Test 1

Date, Time, & Location

Wednesday, October 8, 12:30-1:45pm, PM 103

Overview

Test 1 will cover all material from the beginning of the semester through data cleaning. The material will cover the assigned readings and the topics we discussed in class.

Format

  • Multiple Choice
  • Free Response
  • CSCI 640 Students will have additional questions

Topics

  • Python
  • Relational Algebra
  • SQL
  • Dataframes
  • polars, DuckDB, pandas
  • Data (items, attributes, attribute types, semantics, metadata)
  • Data Wrangling
  • Data Transformation
  • Data Cleaning

Readings

Assigned Readings

Referenced Papers

Free Response Example Questions

  • Given a dataset, (a) identify an item, attribute, and cell; (b) state, for each column, whether it is categorical, ordered, or quantitative.
  • What are two differences between dataframes and relational databases? Which would you use for logging web server activity, and why? Which would you use for reading in raw data and performing data cleaning, and why?
  • Given a dataframe with information about people, write polars code to find all people over the age of 30. Find the name of the oldest person in the dataframe.
  • Given two relations with one about instructors and another with department information, write a relational algebra expression to find the department offices for all instructors with the title “Professor”.
  • State three distinct ways in which Wrangler helps users trying wrangle raw datasets.
  • What is the importance of Potter’s Wheel for data wrangling? Why does it show up in many papers?
  • How transform data by example (TDE) is different from Wrangler? How does transform by pattern (TBP) improve on transform by example, and what use cases does it aid with?
  • Given an untidy data frame, identify the problems with it and the transformations required to make it tidy.
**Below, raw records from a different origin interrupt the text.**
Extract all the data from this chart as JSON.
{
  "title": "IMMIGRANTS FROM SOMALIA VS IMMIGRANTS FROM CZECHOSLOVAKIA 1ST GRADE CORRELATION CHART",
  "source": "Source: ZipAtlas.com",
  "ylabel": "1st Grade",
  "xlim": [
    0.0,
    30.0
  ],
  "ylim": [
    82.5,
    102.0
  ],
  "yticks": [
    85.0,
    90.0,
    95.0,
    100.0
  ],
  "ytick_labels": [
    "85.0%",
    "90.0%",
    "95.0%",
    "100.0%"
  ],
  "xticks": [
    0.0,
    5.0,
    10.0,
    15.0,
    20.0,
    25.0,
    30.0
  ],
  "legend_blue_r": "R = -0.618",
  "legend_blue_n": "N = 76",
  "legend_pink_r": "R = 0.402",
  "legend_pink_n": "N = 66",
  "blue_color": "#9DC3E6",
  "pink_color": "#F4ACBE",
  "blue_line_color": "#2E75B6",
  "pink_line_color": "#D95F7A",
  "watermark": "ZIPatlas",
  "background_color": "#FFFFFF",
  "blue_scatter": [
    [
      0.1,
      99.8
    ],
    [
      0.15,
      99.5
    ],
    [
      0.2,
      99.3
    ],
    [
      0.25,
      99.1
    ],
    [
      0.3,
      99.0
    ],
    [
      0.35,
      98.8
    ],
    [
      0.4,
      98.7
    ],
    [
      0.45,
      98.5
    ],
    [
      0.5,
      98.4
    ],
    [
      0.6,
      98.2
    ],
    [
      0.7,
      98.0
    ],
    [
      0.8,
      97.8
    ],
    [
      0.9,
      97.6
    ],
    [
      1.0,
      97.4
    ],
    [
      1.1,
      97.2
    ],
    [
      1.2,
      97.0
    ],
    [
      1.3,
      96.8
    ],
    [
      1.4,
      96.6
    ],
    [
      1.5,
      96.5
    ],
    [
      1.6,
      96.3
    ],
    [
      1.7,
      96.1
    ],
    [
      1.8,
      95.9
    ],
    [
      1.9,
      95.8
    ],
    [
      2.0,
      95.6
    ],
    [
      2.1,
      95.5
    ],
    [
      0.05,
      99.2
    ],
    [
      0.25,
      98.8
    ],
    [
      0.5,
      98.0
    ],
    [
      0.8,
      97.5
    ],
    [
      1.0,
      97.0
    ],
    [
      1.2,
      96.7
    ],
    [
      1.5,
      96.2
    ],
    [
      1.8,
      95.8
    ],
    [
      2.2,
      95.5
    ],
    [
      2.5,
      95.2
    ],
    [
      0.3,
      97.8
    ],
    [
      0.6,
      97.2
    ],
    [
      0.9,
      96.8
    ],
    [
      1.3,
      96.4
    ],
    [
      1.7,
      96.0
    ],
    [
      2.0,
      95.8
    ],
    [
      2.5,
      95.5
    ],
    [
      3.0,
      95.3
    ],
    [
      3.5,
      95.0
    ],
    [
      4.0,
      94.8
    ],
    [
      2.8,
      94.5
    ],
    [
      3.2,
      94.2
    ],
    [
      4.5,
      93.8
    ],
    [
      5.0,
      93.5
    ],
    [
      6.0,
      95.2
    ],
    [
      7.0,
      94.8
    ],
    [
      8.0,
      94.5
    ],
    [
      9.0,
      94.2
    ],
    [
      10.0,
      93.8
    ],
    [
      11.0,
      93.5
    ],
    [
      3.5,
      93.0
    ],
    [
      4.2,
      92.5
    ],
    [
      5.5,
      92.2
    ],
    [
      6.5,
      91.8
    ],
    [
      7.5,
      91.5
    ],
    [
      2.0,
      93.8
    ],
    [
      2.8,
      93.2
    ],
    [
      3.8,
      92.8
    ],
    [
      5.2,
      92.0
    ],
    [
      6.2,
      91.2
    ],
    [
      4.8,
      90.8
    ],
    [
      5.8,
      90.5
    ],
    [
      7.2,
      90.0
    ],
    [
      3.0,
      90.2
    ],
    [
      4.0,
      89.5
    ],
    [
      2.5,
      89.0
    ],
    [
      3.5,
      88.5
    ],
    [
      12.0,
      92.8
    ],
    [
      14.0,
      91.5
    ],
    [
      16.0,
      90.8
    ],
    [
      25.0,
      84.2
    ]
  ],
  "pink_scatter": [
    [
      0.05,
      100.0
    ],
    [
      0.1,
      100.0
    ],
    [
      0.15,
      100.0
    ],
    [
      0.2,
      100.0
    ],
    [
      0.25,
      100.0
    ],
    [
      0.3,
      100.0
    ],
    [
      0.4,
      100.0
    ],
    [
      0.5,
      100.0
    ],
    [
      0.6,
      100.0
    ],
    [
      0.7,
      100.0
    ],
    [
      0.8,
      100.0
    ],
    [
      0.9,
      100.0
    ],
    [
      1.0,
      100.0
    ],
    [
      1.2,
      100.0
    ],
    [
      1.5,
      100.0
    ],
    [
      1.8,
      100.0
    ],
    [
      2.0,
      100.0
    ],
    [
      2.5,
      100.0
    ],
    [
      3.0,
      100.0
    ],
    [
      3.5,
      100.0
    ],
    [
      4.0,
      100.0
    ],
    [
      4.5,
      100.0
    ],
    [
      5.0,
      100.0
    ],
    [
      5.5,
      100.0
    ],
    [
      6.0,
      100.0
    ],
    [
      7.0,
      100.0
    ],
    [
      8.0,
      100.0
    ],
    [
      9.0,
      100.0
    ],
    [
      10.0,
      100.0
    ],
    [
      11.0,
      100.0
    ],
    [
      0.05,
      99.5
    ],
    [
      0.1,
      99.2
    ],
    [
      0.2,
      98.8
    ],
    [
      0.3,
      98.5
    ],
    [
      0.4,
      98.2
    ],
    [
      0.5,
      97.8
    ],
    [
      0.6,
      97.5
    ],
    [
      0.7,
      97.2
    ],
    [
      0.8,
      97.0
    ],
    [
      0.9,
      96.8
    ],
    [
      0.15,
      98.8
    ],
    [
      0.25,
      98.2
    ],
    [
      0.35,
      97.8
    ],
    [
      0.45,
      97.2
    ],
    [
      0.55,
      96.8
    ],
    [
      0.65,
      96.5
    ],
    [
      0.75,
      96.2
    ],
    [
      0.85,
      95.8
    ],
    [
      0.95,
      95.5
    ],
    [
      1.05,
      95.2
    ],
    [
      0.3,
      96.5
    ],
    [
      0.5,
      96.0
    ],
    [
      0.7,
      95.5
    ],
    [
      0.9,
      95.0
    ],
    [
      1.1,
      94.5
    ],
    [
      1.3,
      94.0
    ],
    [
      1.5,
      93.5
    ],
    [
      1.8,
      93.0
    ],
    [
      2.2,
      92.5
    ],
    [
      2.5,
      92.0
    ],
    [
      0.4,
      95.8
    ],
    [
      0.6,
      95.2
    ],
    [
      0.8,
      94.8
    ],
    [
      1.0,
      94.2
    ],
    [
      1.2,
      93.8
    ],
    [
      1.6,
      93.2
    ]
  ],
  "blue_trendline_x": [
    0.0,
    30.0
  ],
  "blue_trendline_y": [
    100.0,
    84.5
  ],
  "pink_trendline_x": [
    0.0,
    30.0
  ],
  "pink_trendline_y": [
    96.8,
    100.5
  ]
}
Exact syntax is not important, explain (and be specific) if you do not recall a particular operation or function name.
  • What is the difference between Foofah and Auto-Suggest? Which tasks does Auto-Suggest support?
  • What are the three core tasks in data cleaning? Why is HoloClean different from prior approaches to data cleaning?
  • How does artificial intelligence help with data wrangling? What are some limitations of current approaches?